A) Alors être de gauche ou de droite, pourquoi faire ?

Dans un monde qui vit une révolution digne de celle de Gutenberg et dans un pays qui suffoque chaque jour un peu plus sous le poids des conservatismes, il faudrait forcément être d’une catégorie, d’un parti ou d’un clan pour être légitime. Ce décalage historique et cette hémiplégie intellectuelle et politique voudraient nous ramener à une France qui n’existe plus et à des catégories qui ont démontré leur incapacité à agir efficacement. Pour transformer la France, il faut d’abord transformer notre façon de penser.

En France, il faut être de gauche ou de droite, socialiste ou libéral, patriote ou mondialiste. C’est ainsi, il n’y a pas d’échappatoire. En tout cas, c’est le choix auquel il faudrait se soumettre à chaque fois que l’on ose un avis, un projet, ou pire, que l’on nourrit une ambition pour ce pays.

Il y a derrière ce réflexe conditionné la marque d’un modèle organisé pour se reproduire sans cesse et chasser ainsi les gêneurs qui voudraient le renouveler. Il y a également au creux de cette taxinomie filandreuse la marque d’une division profonde de la communauté nationale, qui année après année, mois après mois, n’en finit plus de se disloquer, se diviser pour se retrouver dans les chapelles dont on ne sort plus que pour empêcher les autres d’entrer.

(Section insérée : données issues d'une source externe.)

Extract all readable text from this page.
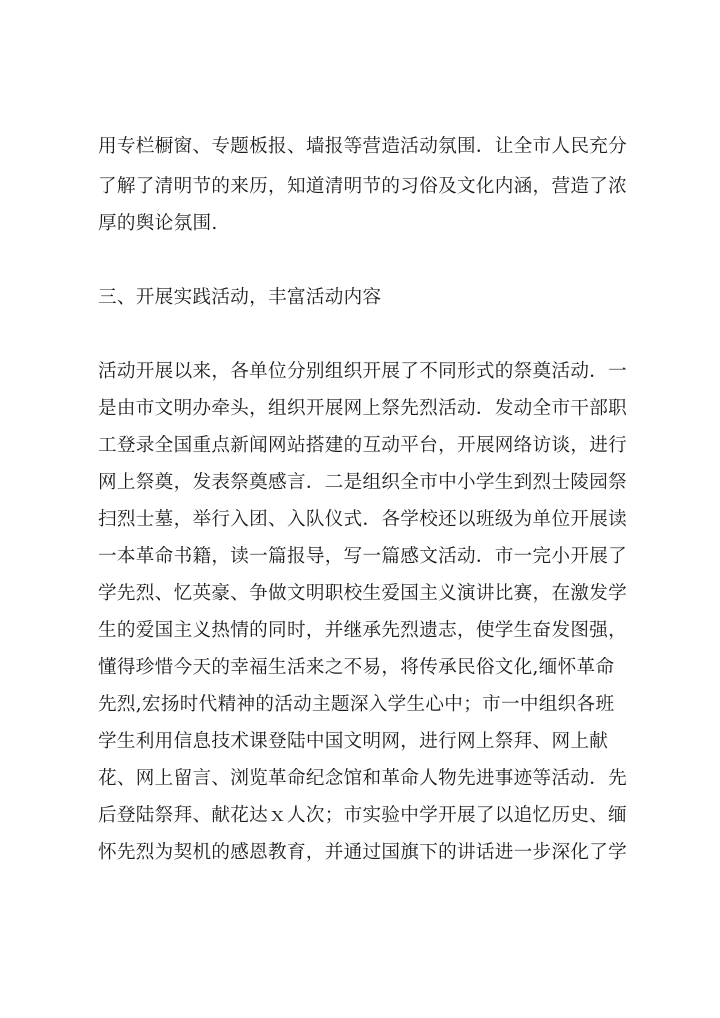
用专栏橱窗、专题板报、墙报等营造活动氛围．让全市人民充分
了解了清明节的来历，知道清明节的习俗及文化内涵，营造了浓
厚的舆论氛围.
三、开展实践活动，丰富活动内容
活动开展以来，各单位分别组织开展了不同形式的祭奠活动．一
是由市文明办牵头，组织开展网上祭先烈活动．发动全市干部职
工登录全国重点新闻网站搭建的互动平台，开展网络访谈，进行
网上祭奠，发表祭奠感言．二是组织全市中小学生到烈士陵园祭
扫烈士墓，举行入团、入队仪式．各学校还以班级为单位开展读
一本革命书籍，读一篇报导，写一篇感文活动．市一完小开展了
学先烈、忆英豪、争做文明职校生爱国主义演讲比赛，在激发学
生的爱国主义热情的同时，并继承先烈遗志，使学生奋发图强，
懂得珍惜今天的幸福生活来之不易，将传承民俗文化,缅怀革命
先烈,宏扬时代精神的活动主题深入学生心中；市一中组织各班
学生利用信息技术课登陆中国文明网，进行网上祭拜、网上献
花、网上留言、浏览革命纪念馆和革命人物先进事迹等活动．先
后登陆祭拜、献花达ｘ人次；市实验中学开展了以追忆历史、缅
怀先烈为契机的感恩教育，并通过国旗下的讲话进一步深化了学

Pire encore, c’est au nom de postures idéologiques sur lesquelles se sont fondés 40 ans de désastres économiques et sociaux, qu’il faudrait continuer à se positionner. De quoi la droite et la gauche sont elles les glorieuses solutions pour qu’on les vénère au point de vouloir finir nos vies, enfermés dans leurs certitudes et finalement leurs éclatantes faillites.

Par ailleurs, que reste-t-il de la gauche et de la droite quand la première a abandonné la classe ouvrière pendant que la seconde abandonnait la nation ? Que reste-t-il de la gauche et la droite quand il ne reste de leurs convictions que celle de suivre le dernier sondage publié ? Que reste-t-il de la gauche et la droite quand l’alternance ressemble au scenario d’ « Un jour sans fin », où les mêmes causes produisent invariablement les mêmes politiques qui conduisent aux même désastreux effets. Que reste-t-il de la gauche et de la droite quand les deux se soumettent aux lobbies en oubliant systématiquement de servir le seul qui les élit et au nom duquel ils devraient gouverner, le peuple.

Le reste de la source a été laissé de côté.